ROLE OF THE HEPATOVASCULATURE IN FREE-RADICAL MEDIATED REPERFUSION DAMAGE OF THE LIVER

This study was undertaken in order to assess the role of purely circulation-related effects upon free-radical-mediated reperfusion injury in the liver by comparing the respective effects of the oxygen free-radical scavenger superoxide dismutase (SOD) and the vasodilative action of papaverine in an ischemia/reperfusion model of the liver. Livers from male Wistar rats were rinsed blood free via the portal vein and stored ischemically (60 min at 37-degrees-C in Krebs-Henseleit solution and 60 min at 4-degrees-C in Euro-Collins solution).
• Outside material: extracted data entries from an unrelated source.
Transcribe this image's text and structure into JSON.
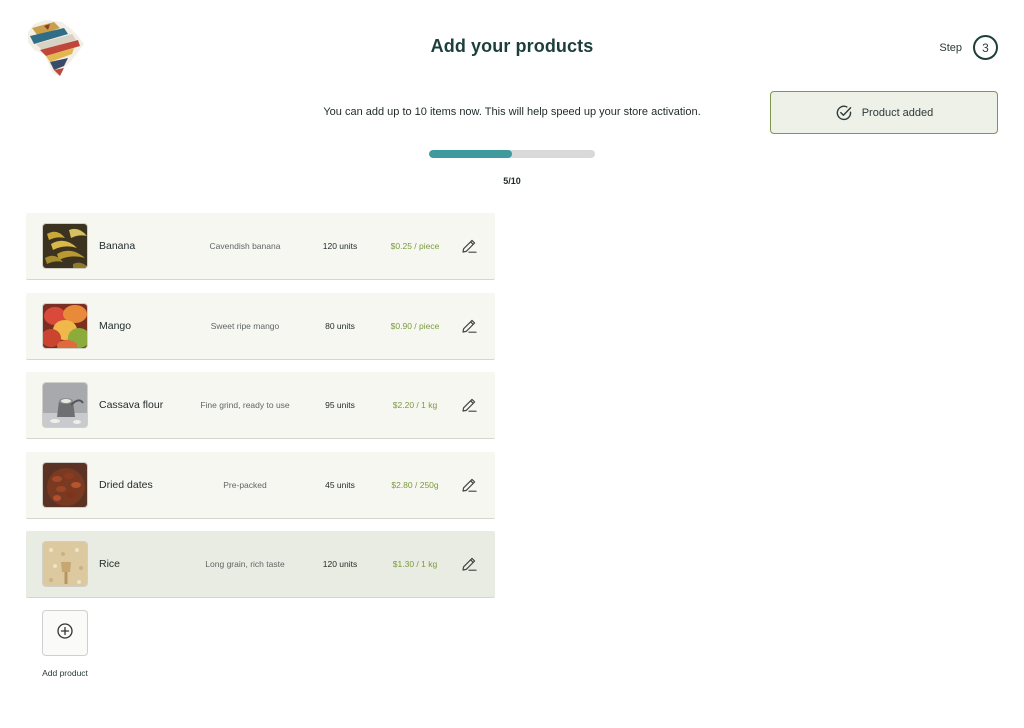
{
  "header": {
    "title": "Add your products",
    "step_label": "Step",
    "step_number": "3"
  },
  "intro_text": "You can add up to 10 items now. This will help speed up your store activation.",
  "toast": {
    "message": "Product added",
    "icon": "check-circle-icon"
  },
  "progress": {
    "current": 5,
    "max": 10,
    "fraction": 0.5,
    "label": "5/10"
  },
  "products": [
    {
      "name": "Banana",
      "description": "Cavendish banana",
      "quantity": "120 units",
      "price": "$0.25 / piece",
      "image": "banana-image"
    },
    {
      "name": "Mango",
      "description": "Sweet ripe mango",
      "quantity": "80 units",
      "price": "$0.90 / piece",
      "image": "mango-image"
    },
    {
      "name": "Cassava flour",
      "description": "Fine grind, ready to use",
      "quantity": "95 units",
      "price": "$2.20 / 1 kg",
      "image": "cassava-flour-image"
    },
    {
      "name": "Dried dates",
      "description": "Pre-packed",
      "quantity": "45 units",
      "price": "$2.80 / 250g",
      "image": "dried-dates-image"
    },
    {
      "name": "Rice",
      "description": "Long grain, rich taste",
      "quantity": "120 units",
      "price": "$1.30 / 1 kg",
      "image": "rice-image"
    }
  ],
  "add_product_label": "Add product",
  "colors": {
    "accent": "#3f9a9e",
    "title": "#1d3f3c",
    "price": "#7a9a3c",
    "toast_bg": "#eef1e8",
    "toast_border": "#7a9a4a"
  }
}
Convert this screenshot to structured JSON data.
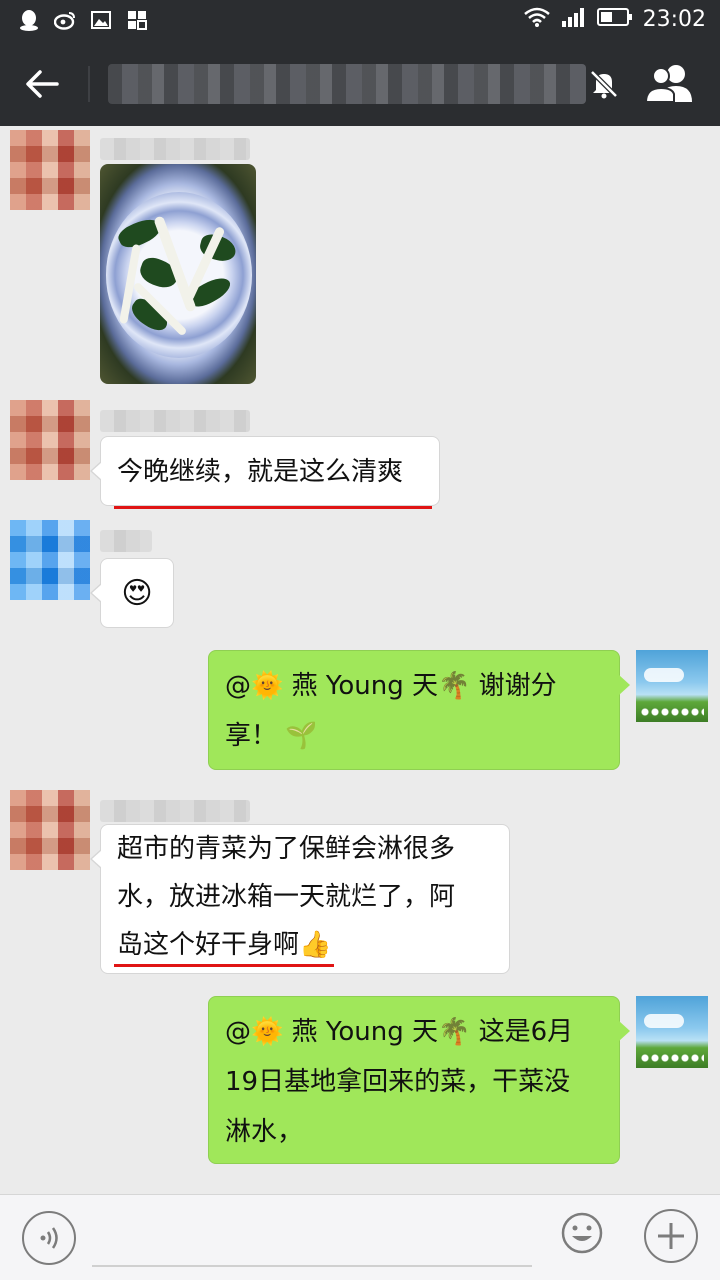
{
  "status_bar": {
    "time": "23:02",
    "left_icons": [
      "qq-icon",
      "weibo-icon",
      "image-icon",
      "apps-icon"
    ],
    "right_icons": [
      "wifi-icon",
      "signal-icon",
      "battery-icon"
    ]
  },
  "header": {
    "title": "",
    "icons": [
      "back-arrow-icon",
      "mute-bell-icon",
      "group-members-icon"
    ]
  },
  "messages": [
    {
      "side": "left",
      "type": "image",
      "avatar": "pixelated-red",
      "alt": ""
    },
    {
      "side": "left",
      "type": "text",
      "avatar": "pixelated-red",
      "text": "今晚继续，就是这么清爽",
      "underlined": true
    },
    {
      "side": "left",
      "type": "emoji",
      "avatar": "pixelated-blue",
      "emoji": "😍"
    },
    {
      "side": "right",
      "type": "text",
      "lines": [
        "@🌞 燕 Young 天🌴 谢谢分",
        "享！ 🌱"
      ]
    },
    {
      "side": "left",
      "type": "text",
      "avatar": "pixelated-red",
      "lines": [
        "超市的青菜为了保鲜会淋很多",
        "水，放进冰箱一天就烂了，阿",
        "岛这个好干身啊👍"
      ],
      "underlined_last_line": true
    },
    {
      "side": "right",
      "type": "text",
      "lines": [
        "@🌞 燕 Young 天🌴 这是6月",
        "19日基地拿回来的菜，干菜没",
        "淋水，"
      ]
    }
  ],
  "input_bar": {
    "placeholder": "",
    "icons": [
      "voice-icon",
      "emoji-icon",
      "plus-icon"
    ]
  },
  "colors": {
    "header_bg": "#2b2d30",
    "chat_bg": "#ebebeb",
    "bubble_self": "#a0e75a",
    "bubble_other": "#ffffff",
    "underline": "#e01414"
  }
}
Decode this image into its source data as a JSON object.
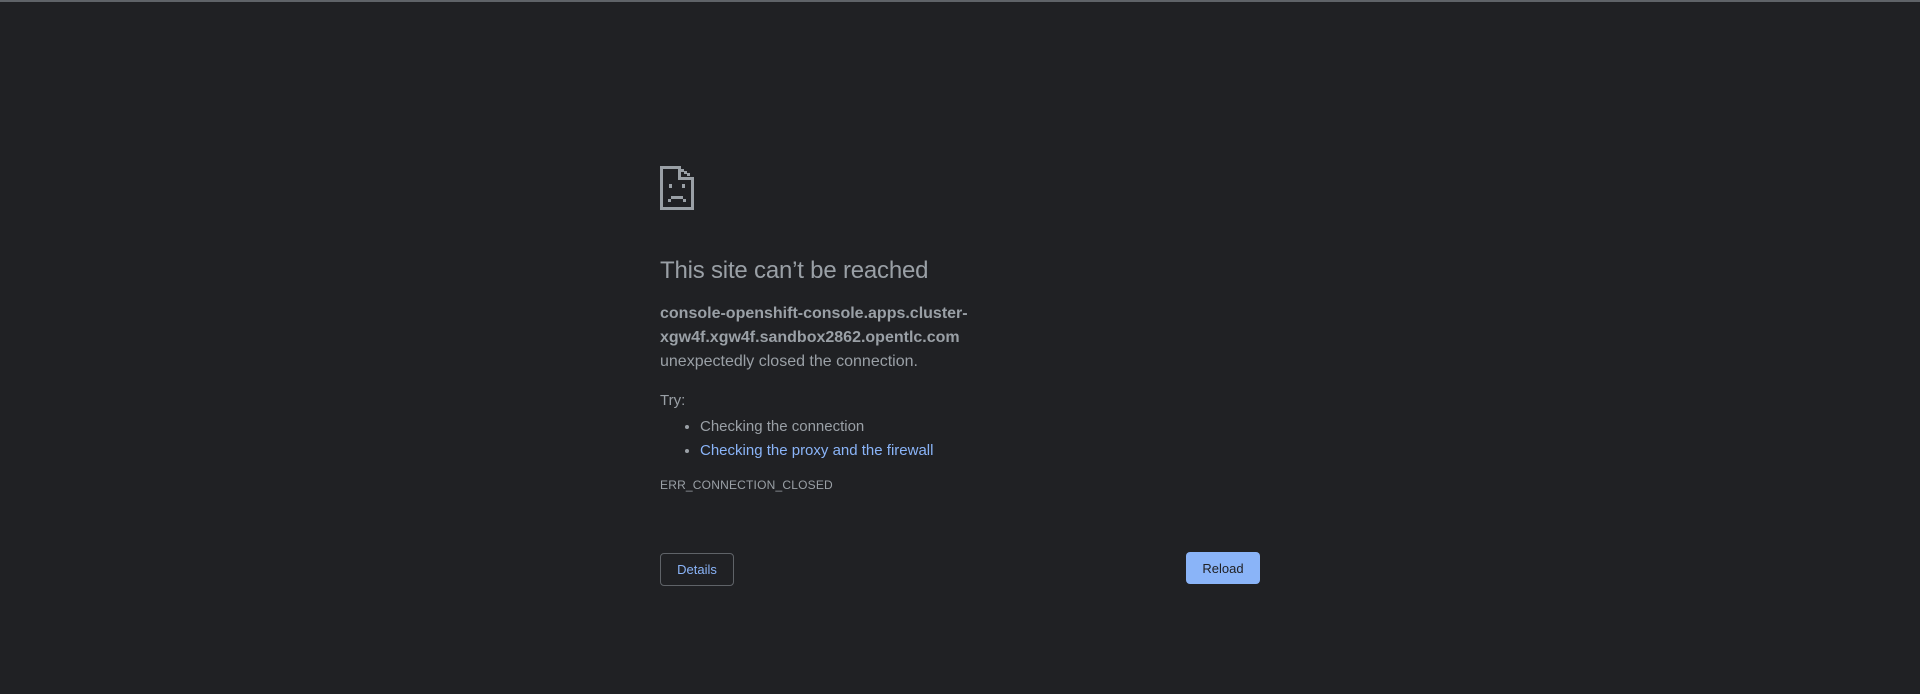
{
  "error_page": {
    "icon": "sad-document-icon",
    "heading": "This site can’t be reached",
    "hostname": "console-openshift-console.apps.cluster-xgw4f.xgw4f.sandbox2862.opentlc.com",
    "message": "unexpectedly closed the connection.",
    "try_label": "Try:",
    "suggestions": [
      "Checking the connection",
      "Checking the proxy and the firewall"
    ],
    "error_code": "ERR_CONNECTION_CLOSED",
    "details_label": "Details",
    "reload_label": "Reload"
  },
  "colors": {
    "background": "#202124",
    "text": "#9aa0a6",
    "link": "#8ab4f8",
    "button_primary": "#8ab4f8"
  }
}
Reperfusion was carried out at a constant flow of 30 ml/min for 45 min at 37-degrees-C in a nonrecirculating manner. Warm ischemic damage was evident in untreated livers compared to control livers, submitted solely to cold ischemia for 2 h at 4-degrees-C, by increased vascular resistance upon reperfusion, enhanced enzyme leakage from the parenchyme (glutamate pyruvate transaminase, glutamate dehydrogenase) and from the endothelium (purine-nucleoside phosphorylase), reduced tissue content of ATP and enhanced lipid peroxidation. Preischemic treatment with SOD or papaverine (the latter also given during reperfusion) significantly reduced hepatic vascular resistance and parenchymal enzyme loss in a comparable manner. Both drugs resulted in a significant increase of hepatic tissue content of ATP at the end of reperfusion. SOD, but not papaverine, prevented the leakage of purine-nucleoside phosphorylase and significantly reduced the tissue levels of lipid peroxides. Since induced vasodilatation by papaverine mimicked the beneficial effects of SOD on hepatocellular viability after reperfusion, we conclude that toxic oxygen species exert a major impact on the vascular system and that the hepatocyte is significantly altered by circulatory disturbances during reperfusion, which can be reduced by SOD as well as papaverine.